Selain penguatan benih, KTNA Agam juga menaruh perhatian besar terhadap ancaman hama tanaman yang kerap menjadi penyebab menurunnya hasil produksi petani. Melalui berbagai kegiatan edukasi dan pendampingan lapangan, KTNA terus memberikan pemahaman kepada petani tentang pola tanam yang efektif, penggunaan pestisida yang tepat, serta pentingnya pengendalian hama secara terpadu.
Yang Adra menjelaskan, keberhasilan sektor pertanian tidak hanya ditentukan oleh tingginya hasil panen, tetapi juga kemampuan petani dalam menjaga kualitas produk hingga sampai ke tangan konsumen. Oleh karena itu, KTNA Agam turut mendorong penguatan sektor pascapanen agar hasil pertanian memiliki nilai tambah ekonomi yang lebih tinggi.
Melalui pendampingan manajemen pascapanen, petani dibekali kemampuan dalam menjaga kualitas gabah dan beras, mulai dari proses pengeringan, penyimpanan, hingga pemasaran.
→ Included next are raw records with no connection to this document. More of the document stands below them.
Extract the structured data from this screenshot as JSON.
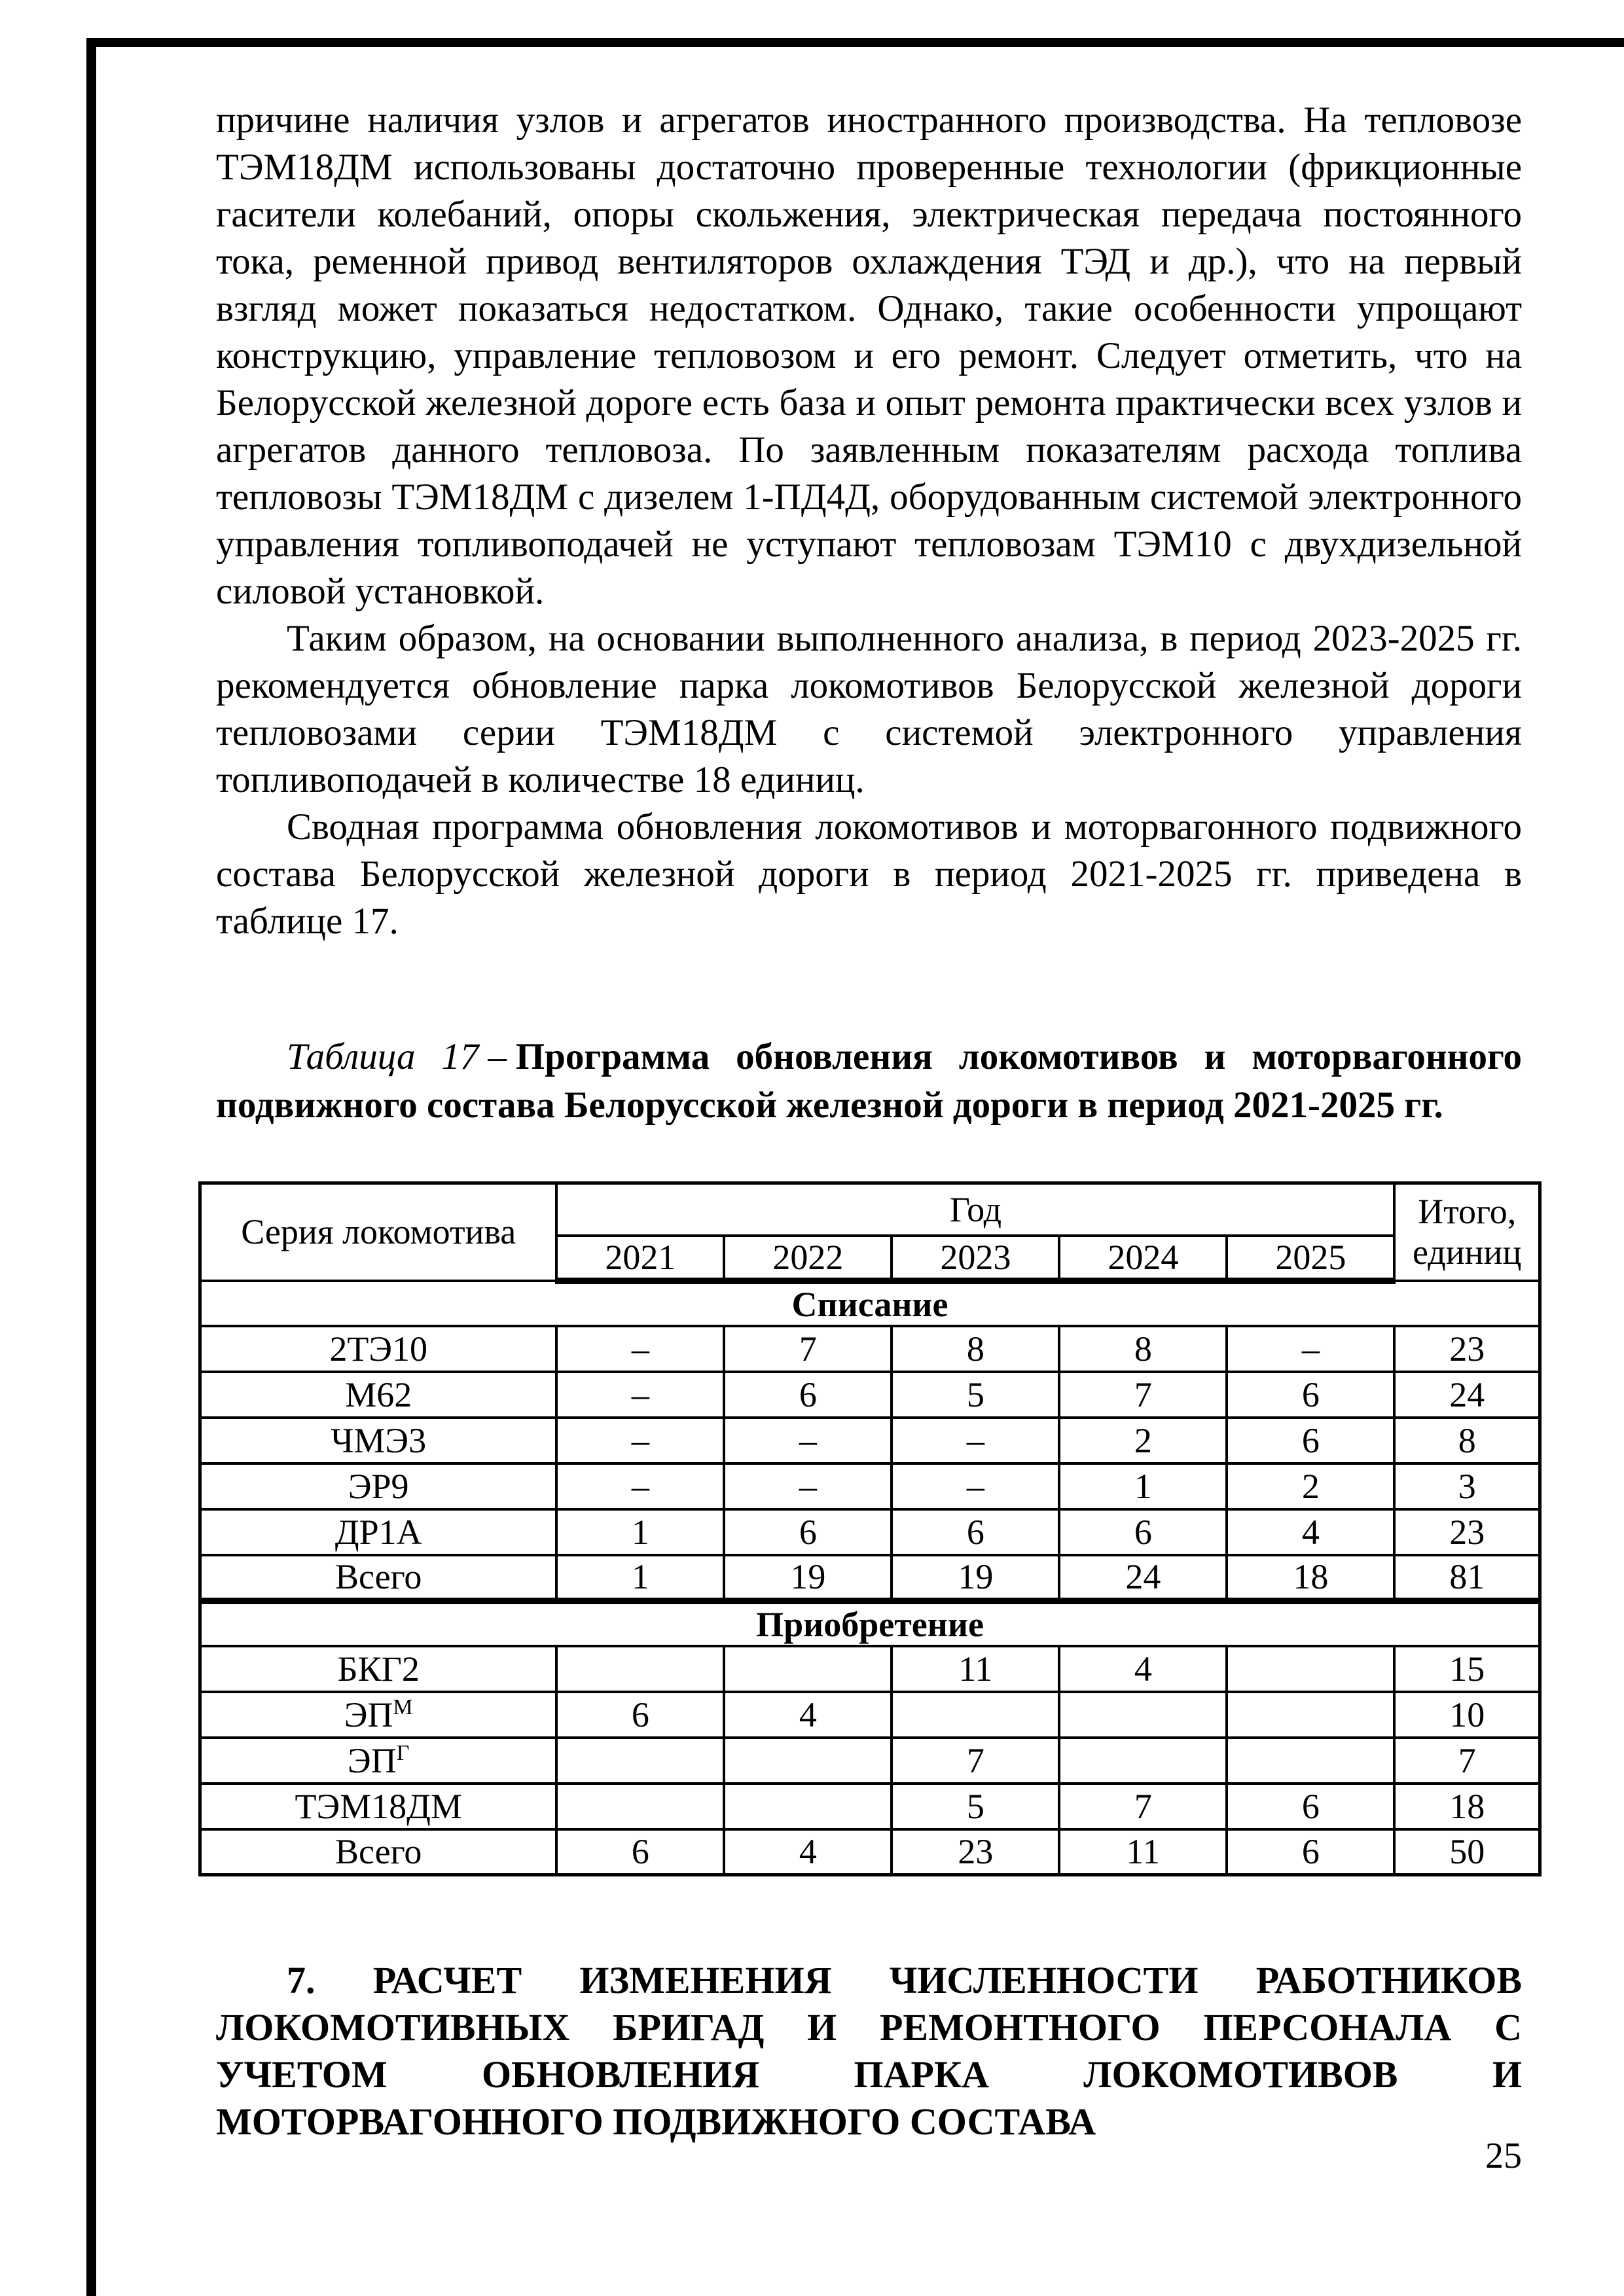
{
  "page": {
    "number": "25"
  },
  "paragraphs": [
    {
      "text": "причине наличия узлов и агрегатов иностранного производства. На тепловозе ТЭМ18ДМ использованы достаточно проверенные технологии (фрикционные гасители колебаний, опоры скольжения, электрическая передача постоянного тока, ременной привод вентиляторов охлаждения ТЭД и др.), что на первый взгляд может показаться недостатком. Однако, такие особенности упрощают конструкцию, управление тепловозом и его ремонт. Следует отметить, что на Белорусской железной дороге есть база и опыт ремонта практически всех узлов и агрегатов данного тепловоза. По заявленным показателям расхода топлива тепловозы ТЭМ18ДМ с дизелем 1-ПД4Д, оборудованным системой электронного управления топливоподачей не уступают тепловозам ТЭМ10 с двухдизельной силовой установкой."
    },
    {
      "text": "Таким образом, на основании выполненного анализа, в период 2023-2025 гг. рекомендуется обновление парка локомотивов Белорусской железной дороги тепловозами серии ТЭМ18ДМ с системой электронного управления топливоподачей в количестве 18 единиц."
    },
    {
      "text": "Сводная программа обновления локомотивов и моторвагонного подвижного состава Белорусской железной дороги в период 2021-2025 гг. приведена в таблице 17."
    }
  ],
  "table_caption": {
    "label": "Таблица 17",
    "dash": "–",
    "title": "Программа обновления локомотивов и моторвагонного подвижного состава Белорусской железной дороги в период 2021-2025 гг."
  },
  "table": {
    "header": {
      "series": "Серия локомотива",
      "year_group": "Год",
      "years": [
        "2021",
        "2022",
        "2023",
        "2024",
        "2025"
      ],
      "total_line1": "Итого,",
      "total_line2": "единиц"
    },
    "sections": [
      {
        "title": "Списание",
        "rows": [
          {
            "label": "2ТЭ10",
            "values": [
              "–",
              "7",
              "8",
              "8",
              "–"
            ],
            "total": "23"
          },
          {
            "label": "М62",
            "values": [
              "–",
              "6",
              "5",
              "7",
              "6"
            ],
            "total": "24"
          },
          {
            "label": "ЧМЭ3",
            "values": [
              "–",
              "–",
              "–",
              "2",
              "6"
            ],
            "total": "8"
          },
          {
            "label": "ЭР9",
            "values": [
              "–",
              "–",
              "–",
              "1",
              "2"
            ],
            "total": "3"
          },
          {
            "label": "ДР1А",
            "values": [
              "1",
              "6",
              "6",
              "6",
              "4"
            ],
            "total": "23"
          },
          {
            "label": "Всего",
            "values": [
              "1",
              "19",
              "19",
              "24",
              "18"
            ],
            "total": "81"
          }
        ]
      },
      {
        "title": "Приобретение",
        "rows": [
          {
            "label": "БКГ2",
            "values": [
              "",
              "",
              "11",
              "4",
              ""
            ],
            "total": "15"
          },
          {
            "label": "ЭП",
            "label_sup": "М",
            "values": [
              "6",
              "4",
              "",
              "",
              ""
            ],
            "total": "10"
          },
          {
            "label": "ЭП",
            "label_sup": "Г",
            "values": [
              "",
              "",
              "7",
              "",
              ""
            ],
            "total": "7"
          },
          {
            "label": "ТЭМ18ДМ",
            "values": [
              "",
              "",
              "5",
              "7",
              "6"
            ],
            "total": "18"
          },
          {
            "label": "Всего",
            "values": [
              "6",
              "4",
              "23",
              "11",
              "6"
            ],
            "total": "50"
          }
        ]
      }
    ]
  },
  "section_heading": {
    "lines": [
      "7. РАСЧЕТ ИЗМЕНЕНИЯ ЧИСЛЕННОСТИ РАБОТНИКОВ",
      "ЛОКОМОТИВНЫХ БРИГАД И РЕМОНТНОГО ПЕРСОНАЛА С",
      "УЧЕТОМ ОБНОВЛЕНИЯ ПАРКА ЛОКОМОТИВОВ И",
      "МОТОРВАГОННОГО ПОДВИЖНОГО СОСТАВА"
    ]
  }
}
Langkah tersebut dinilai sangat penting untuk meningkatkan daya saing produk pertanian lokal sekaligus menjaga stabilitas pasokan pangan masyarakat.
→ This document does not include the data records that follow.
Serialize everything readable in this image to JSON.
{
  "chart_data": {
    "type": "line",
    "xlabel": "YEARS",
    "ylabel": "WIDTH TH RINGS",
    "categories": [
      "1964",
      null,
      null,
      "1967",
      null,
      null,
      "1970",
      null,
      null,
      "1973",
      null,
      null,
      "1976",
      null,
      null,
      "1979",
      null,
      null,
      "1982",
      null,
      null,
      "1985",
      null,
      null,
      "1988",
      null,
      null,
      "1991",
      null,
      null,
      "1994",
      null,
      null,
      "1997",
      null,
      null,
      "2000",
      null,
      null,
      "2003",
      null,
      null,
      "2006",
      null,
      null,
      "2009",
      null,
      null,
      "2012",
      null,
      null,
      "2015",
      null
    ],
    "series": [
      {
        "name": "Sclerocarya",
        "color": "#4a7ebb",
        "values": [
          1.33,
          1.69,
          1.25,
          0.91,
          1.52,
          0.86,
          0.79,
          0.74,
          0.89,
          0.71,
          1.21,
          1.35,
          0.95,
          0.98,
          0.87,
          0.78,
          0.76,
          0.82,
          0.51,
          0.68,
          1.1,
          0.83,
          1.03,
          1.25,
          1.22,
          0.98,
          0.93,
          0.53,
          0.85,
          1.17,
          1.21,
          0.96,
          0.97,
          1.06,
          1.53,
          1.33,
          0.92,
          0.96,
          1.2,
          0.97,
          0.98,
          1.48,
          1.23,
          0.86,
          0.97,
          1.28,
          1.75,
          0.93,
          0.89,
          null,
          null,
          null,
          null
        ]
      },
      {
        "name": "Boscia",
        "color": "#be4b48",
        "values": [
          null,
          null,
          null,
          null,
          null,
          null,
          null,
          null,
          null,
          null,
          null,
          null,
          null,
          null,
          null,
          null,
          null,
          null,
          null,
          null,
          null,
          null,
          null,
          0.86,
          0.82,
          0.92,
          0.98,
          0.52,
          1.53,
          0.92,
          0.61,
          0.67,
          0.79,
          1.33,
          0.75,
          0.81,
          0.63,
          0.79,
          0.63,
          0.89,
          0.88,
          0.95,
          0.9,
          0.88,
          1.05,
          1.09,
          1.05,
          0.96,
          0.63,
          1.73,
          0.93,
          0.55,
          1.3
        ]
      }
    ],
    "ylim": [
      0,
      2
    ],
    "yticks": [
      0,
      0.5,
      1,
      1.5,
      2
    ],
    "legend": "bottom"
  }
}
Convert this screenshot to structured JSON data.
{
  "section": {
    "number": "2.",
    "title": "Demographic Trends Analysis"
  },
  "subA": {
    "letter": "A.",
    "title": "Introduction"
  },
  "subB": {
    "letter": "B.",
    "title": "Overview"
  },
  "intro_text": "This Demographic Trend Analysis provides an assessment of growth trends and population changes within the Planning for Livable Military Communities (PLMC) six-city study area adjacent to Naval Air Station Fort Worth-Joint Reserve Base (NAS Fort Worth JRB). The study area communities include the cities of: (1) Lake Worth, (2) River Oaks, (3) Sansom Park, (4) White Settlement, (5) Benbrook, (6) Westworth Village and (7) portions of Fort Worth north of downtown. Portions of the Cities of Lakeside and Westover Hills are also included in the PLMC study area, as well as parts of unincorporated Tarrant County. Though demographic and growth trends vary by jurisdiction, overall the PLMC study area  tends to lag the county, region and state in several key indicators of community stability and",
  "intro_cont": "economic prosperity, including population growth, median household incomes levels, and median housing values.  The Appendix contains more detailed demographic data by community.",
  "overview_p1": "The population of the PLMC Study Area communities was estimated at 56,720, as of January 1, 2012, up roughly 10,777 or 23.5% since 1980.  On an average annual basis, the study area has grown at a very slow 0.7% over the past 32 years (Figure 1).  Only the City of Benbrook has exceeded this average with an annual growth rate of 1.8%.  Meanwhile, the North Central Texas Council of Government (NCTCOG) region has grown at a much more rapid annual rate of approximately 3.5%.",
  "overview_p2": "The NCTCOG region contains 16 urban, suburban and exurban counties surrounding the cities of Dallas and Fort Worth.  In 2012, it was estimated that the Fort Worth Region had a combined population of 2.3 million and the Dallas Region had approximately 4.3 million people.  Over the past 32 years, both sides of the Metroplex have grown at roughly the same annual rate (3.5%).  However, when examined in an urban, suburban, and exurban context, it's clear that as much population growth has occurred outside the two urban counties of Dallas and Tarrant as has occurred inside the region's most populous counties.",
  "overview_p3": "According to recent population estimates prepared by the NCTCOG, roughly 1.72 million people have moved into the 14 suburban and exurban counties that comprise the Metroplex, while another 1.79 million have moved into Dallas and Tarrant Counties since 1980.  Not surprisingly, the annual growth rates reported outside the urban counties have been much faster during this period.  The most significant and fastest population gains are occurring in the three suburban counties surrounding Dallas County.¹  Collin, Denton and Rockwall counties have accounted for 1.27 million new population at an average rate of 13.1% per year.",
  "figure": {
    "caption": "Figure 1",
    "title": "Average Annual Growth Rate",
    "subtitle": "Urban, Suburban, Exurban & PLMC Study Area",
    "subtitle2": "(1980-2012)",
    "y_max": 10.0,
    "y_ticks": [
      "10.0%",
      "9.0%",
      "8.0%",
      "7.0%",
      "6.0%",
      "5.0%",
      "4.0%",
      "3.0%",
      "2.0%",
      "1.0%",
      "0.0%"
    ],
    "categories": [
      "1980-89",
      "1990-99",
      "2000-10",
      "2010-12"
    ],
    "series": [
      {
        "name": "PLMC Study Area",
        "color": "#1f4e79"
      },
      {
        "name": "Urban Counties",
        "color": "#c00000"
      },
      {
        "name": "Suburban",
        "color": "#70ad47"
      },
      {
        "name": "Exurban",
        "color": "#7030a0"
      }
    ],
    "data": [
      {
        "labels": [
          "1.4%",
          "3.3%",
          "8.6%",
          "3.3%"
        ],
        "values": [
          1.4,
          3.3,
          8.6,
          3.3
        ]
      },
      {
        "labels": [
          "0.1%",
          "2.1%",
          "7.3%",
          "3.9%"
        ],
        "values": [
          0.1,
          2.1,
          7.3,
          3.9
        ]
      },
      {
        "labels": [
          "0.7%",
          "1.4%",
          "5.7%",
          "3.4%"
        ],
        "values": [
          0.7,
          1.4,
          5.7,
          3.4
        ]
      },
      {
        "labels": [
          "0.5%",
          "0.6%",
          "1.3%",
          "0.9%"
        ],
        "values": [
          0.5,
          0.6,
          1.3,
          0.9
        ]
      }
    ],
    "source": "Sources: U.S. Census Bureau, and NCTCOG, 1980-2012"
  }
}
Yang Adra menegaskan bahwa seluruh program yang dijalankan KTNA Agam memiliki tujuan besar, yakni mendukung keberhasilan Program Makan Bergizi Gratis yang saat ini menjadi salah satu prioritas nasional. Ketersediaan bahan pangan yang cukup, berkualitas, dan berkelanjutan menjadi faktor utama dalam menyukseskan program tersebut.
“Program MBG membutuhkan dukungan dari sektor pertanian yang kuat. Karena itu, petani harus menjadi bagian penting dalam rantai keberhasilan program ini. Jika produksi pangan meningkat dan kualitasnya terjaga, maka kebutuhan masyarakat juga dapat terpenuhi dengan baik,” jelasnya.
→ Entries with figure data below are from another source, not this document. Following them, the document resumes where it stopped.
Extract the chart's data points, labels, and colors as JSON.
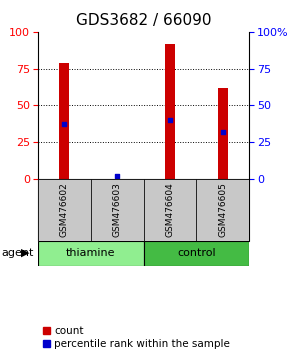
{
  "title": "GDS3682 / 66090",
  "samples": [
    "GSM476602",
    "GSM476603",
    "GSM476604",
    "GSM476605"
  ],
  "counts": [
    79,
    0,
    92,
    62
  ],
  "percentiles": [
    37,
    2,
    40,
    32
  ],
  "groups": [
    {
      "label": "thiamine",
      "samples": [
        0,
        1
      ],
      "color": "#90EE90"
    },
    {
      "label": "control",
      "samples": [
        2,
        3
      ],
      "color": "#44BB44"
    }
  ],
  "bar_color": "#CC0000",
  "percentile_color": "#0000CC",
  "ylim": [
    0,
    100
  ],
  "yticks": [
    0,
    25,
    50,
    75,
    100
  ],
  "bg_sample_color": "#C8C8C8",
  "title_fontsize": 11,
  "tick_fontsize": 8,
  "sample_fontsize": 6.5,
  "group_fontsize": 8,
  "legend_fontsize": 7.5,
  "agent_label": "agent",
  "legend_count": "count",
  "legend_percentile": "percentile rank within the sample"
}
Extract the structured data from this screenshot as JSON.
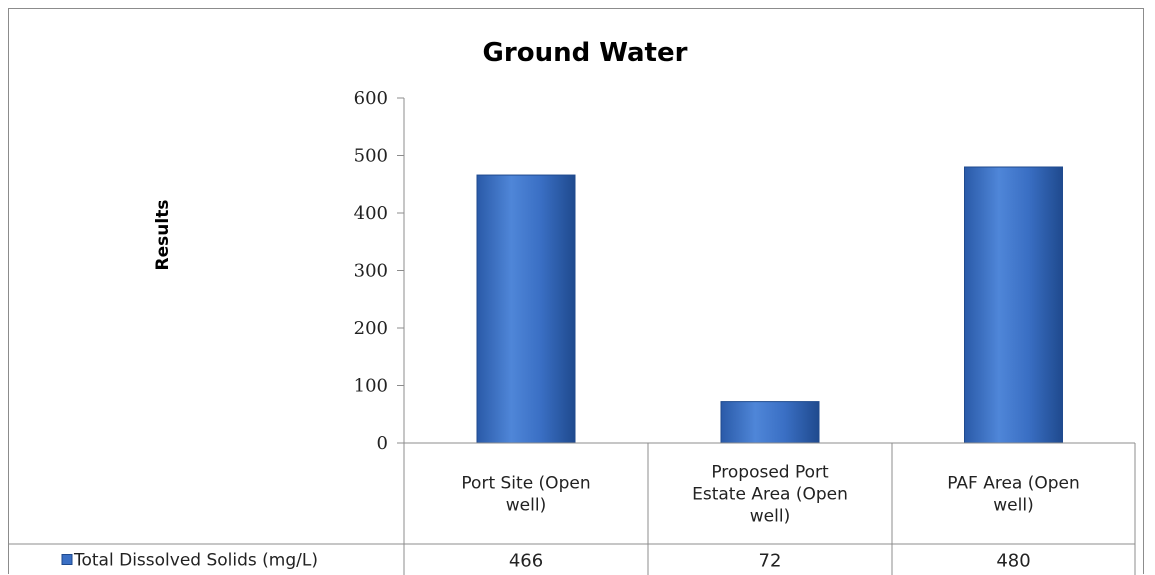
{
  "chart_data": {
    "type": "bar",
    "title": "Ground Water",
    "ylabel": "Results",
    "xlabel": "",
    "ylim": [
      0,
      600
    ],
    "yticks": [
      0,
      100,
      200,
      300,
      400,
      500,
      600
    ],
    "categories": [
      [
        "Port Site (Open",
        "well)"
      ],
      [
        "Proposed Port",
        "Estate Area (Open",
        "well)"
      ],
      [
        "PAF Area (Open",
        "well)"
      ]
    ],
    "series": [
      {
        "name": "Total Dissolved Solids (mg/L)",
        "values": [
          466,
          72,
          480
        ],
        "color": "#3a6fc4"
      }
    ],
    "data_table": true,
    "legend": "data-table"
  },
  "colors": {
    "bar_light": "#5b8fe0",
    "bar_mid": "#2f63b6",
    "bar_dark": "#1f4a8e",
    "border": "#8c8c8c"
  }
}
Lebih lanjut, Yang Adra mengajak seluruh pemangku kepentingan, mulai dari pemerintah daerah, penyuluh pertanian, kelompok tani, hingga masyarakat luas untuk memperkuat kolaborasi dalam membangun ketahanan pangan yang tangguh dan berkelanjutan.
Menurutnya, tantangan sektor pertanian ke depan semakin kompleks, mulai dari perubahan iklim, serangan organisme pengganggu tanaman, hingga fluktuasi harga komoditas. Karena itu, sinergi yang kuat menjadi kunci dalam menjaga stabilitas produksi pangan daerah maupun nasional.
Dengan berbagai langkah pemberdayaan yang terus dilakukan, KTNA Kabupaten Agam optimistis dapat menjadi mitra strategis pemerintah dalam mewujudkan ketahanan pangan nasional. Semangat gotong royong petani, dukungan pemerintah, serta kepemimpinan yang berpihak pada kemajuan sektor pertanian diyakini mampu memperkuat posisi Kabupaten Agam sebagai salah satu daerah penyangga pangan di Sumatera Barat.
Di tengah tantangan yang terus berkembang, Yang Adra memastikan KTNA Agam akan terus hadir mendampingi petani, memperkuat kapasitas produksi, dan mendorong inovasi pertanian sebagai bagian dari kontribusi nyata dalam menyukseskan Program Makan Bergizi Gratis sekaligus menjaga kedaulatan pangan Indonesia untuk masa depan yang lebih baik.